We often convince ourselves that immediacy is the most important thing. Sometimes it is. Sometimes it isn’t.
For example, the immediacy of the news that Sarah Lacy’s interview from yesterday with Mark Zuckerberg at SXSW had gone horribly off the tracks was fascinating to those of us watching from afar on Twitter, in real time, and was surely disconcerting for Ms. Lacy, who failed to grok first how badly she had stumbled, and then immediately afterwards, failed to grok that she had failed at all. Twitter was almost as much the story as was the interviewer missing the mark.
In part, the immediacy of any moment can betray us, because we are given no time for careful consideration of “what the hell just happened to us. ” I’m sure that after a little time of review, and some reflection, Ms. Lacy will come to the realization that she had conducted an interview in a style neither conducive to the audience nor to the person being interviewed. Her immediate reaction was “screw you guys, I’m Sarah Lacy.” I bet a year or so from now, looking back, that future Sarah Lacy will hold many regrets over the response in the immediacy of the moment of the Sarah Lacy Version 2008.
This “nuance of the now” is lost on the web, where even a monumentally bad interview is being (thankfully for Ms. Lacy) overshadowed by the still breaking news of Elliott Spitzer and his personal problems coming to light.

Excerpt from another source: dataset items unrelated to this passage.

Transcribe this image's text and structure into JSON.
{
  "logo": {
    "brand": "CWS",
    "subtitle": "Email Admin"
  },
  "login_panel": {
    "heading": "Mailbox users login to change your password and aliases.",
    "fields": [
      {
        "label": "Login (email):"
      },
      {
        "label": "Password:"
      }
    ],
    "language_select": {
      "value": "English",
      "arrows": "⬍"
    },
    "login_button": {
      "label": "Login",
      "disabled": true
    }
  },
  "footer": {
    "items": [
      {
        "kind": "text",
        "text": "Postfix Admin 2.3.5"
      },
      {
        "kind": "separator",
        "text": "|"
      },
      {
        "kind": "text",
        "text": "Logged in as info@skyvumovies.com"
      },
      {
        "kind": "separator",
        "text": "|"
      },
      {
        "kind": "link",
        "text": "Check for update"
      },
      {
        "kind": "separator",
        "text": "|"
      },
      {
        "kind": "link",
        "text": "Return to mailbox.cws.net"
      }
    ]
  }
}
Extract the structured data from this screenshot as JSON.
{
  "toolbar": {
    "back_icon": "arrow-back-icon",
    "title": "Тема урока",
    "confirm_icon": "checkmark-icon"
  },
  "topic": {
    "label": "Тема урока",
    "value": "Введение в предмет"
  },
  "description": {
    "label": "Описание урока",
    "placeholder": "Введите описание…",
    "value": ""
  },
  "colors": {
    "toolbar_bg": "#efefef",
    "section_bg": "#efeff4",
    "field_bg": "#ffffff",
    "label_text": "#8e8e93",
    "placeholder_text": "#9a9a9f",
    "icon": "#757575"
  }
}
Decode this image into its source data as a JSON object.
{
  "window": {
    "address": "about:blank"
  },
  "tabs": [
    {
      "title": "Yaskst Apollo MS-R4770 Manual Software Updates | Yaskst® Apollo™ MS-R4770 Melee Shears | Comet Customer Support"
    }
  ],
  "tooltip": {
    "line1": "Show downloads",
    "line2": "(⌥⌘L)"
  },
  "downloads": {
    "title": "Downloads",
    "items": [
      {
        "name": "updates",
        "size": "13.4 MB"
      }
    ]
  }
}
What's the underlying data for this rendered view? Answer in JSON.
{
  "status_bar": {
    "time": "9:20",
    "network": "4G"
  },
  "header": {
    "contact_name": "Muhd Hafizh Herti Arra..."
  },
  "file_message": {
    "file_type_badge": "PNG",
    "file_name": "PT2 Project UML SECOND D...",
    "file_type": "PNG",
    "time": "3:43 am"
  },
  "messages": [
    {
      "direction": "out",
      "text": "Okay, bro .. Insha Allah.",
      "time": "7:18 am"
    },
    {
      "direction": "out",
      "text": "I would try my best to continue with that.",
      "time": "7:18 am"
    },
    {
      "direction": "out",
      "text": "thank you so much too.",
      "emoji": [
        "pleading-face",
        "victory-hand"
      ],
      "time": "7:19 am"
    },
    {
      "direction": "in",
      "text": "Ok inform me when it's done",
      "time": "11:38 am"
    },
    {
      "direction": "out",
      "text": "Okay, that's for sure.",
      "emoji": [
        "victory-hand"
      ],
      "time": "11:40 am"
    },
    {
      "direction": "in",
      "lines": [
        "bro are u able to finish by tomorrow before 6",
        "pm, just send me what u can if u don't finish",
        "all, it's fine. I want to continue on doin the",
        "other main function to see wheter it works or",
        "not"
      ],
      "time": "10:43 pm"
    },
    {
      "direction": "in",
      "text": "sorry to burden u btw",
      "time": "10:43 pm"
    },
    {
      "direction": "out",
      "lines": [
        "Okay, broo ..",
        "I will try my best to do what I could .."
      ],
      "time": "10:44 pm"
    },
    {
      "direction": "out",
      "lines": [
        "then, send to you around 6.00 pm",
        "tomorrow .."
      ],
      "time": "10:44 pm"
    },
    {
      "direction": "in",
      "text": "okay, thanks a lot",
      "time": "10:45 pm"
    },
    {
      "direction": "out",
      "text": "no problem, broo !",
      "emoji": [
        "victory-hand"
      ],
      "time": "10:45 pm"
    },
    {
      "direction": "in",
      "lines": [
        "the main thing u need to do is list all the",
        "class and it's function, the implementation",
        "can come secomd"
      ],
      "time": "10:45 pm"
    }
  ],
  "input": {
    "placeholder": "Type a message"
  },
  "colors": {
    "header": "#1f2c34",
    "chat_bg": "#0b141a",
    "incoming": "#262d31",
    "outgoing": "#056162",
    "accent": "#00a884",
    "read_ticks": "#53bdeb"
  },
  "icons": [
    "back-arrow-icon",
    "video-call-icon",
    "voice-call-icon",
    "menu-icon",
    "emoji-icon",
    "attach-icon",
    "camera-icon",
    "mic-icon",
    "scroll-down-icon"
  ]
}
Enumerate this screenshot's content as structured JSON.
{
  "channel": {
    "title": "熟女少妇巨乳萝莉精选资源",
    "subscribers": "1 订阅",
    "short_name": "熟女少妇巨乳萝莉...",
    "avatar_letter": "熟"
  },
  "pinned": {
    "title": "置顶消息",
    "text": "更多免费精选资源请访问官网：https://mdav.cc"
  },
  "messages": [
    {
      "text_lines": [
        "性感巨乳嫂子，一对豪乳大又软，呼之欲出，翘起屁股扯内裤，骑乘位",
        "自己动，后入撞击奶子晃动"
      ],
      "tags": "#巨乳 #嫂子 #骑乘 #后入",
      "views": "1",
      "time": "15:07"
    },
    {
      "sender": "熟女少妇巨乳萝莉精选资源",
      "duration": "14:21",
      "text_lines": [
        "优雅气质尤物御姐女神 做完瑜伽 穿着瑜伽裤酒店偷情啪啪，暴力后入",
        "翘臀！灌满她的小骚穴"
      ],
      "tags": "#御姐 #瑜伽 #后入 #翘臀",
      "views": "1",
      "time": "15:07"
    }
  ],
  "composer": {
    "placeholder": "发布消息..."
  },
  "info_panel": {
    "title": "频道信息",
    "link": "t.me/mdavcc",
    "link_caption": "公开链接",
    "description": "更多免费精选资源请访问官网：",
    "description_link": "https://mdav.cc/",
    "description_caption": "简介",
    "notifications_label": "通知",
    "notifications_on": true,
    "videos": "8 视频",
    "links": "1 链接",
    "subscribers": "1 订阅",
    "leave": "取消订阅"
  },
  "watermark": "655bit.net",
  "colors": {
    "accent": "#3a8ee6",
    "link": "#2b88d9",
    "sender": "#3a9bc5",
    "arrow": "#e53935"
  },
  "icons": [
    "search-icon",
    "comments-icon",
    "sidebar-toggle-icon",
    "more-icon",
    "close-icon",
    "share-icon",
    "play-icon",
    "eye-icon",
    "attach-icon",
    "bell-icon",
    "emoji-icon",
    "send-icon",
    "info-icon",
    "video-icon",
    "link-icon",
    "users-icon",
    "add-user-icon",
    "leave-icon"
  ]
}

I was just as guilty as anyone this afternoon of tweeting about the rumors flying fast and furious, once the story hit the NYT online web site. Within the span of ten minutes, I had followed three different rumors that turned out to be wildly inaccurate. When Spitzer did come to the mike, it was anti-climatic and added nothing to what we knew (or what we thought we knew).
In short – we will know more accurately what the true story is later with Spitzer than we do today, because the story will have time to be vetted for accuracy and time will be given for careful and considered reflection of the facts. The same will be true with the whole Zuckerberg interview fiasco.
Both stories may be entirely forgotten twelve months downstream. Or each may have deeper meaning than we can foresee in the moment. That’s the point – without some separation we have no perspective.
Just because we can “know” something – now – does not mean that we have the whole story now, or that we have time in the immediate moment to grasp the significance of what we are watching in the now, ever increasingly in real time.
Watching the Spitzer story unfold today I was reminded of the day 26 years ago when Ronald Reagan was shot. Wildly inaccurate information was flying about; about James Brady dying (he didn’t) and Al Haig being in charge (he wasn’t). That is the closest I can come to describing the flow of what was happening today in the news, though the seriousness of a politician getting caught in sexual misconduct comes in no way close to the seriousness of an assassination attempt.
We have the ability to communicate “in the now” to a broader audience with an immediacy only imagined a short while ago – but it does not give us greater insight or understanding. That still requires time, careful consideration, and judgment.
They still don’t have a Web 2.0 service for common sense. But I hear they’re working on it.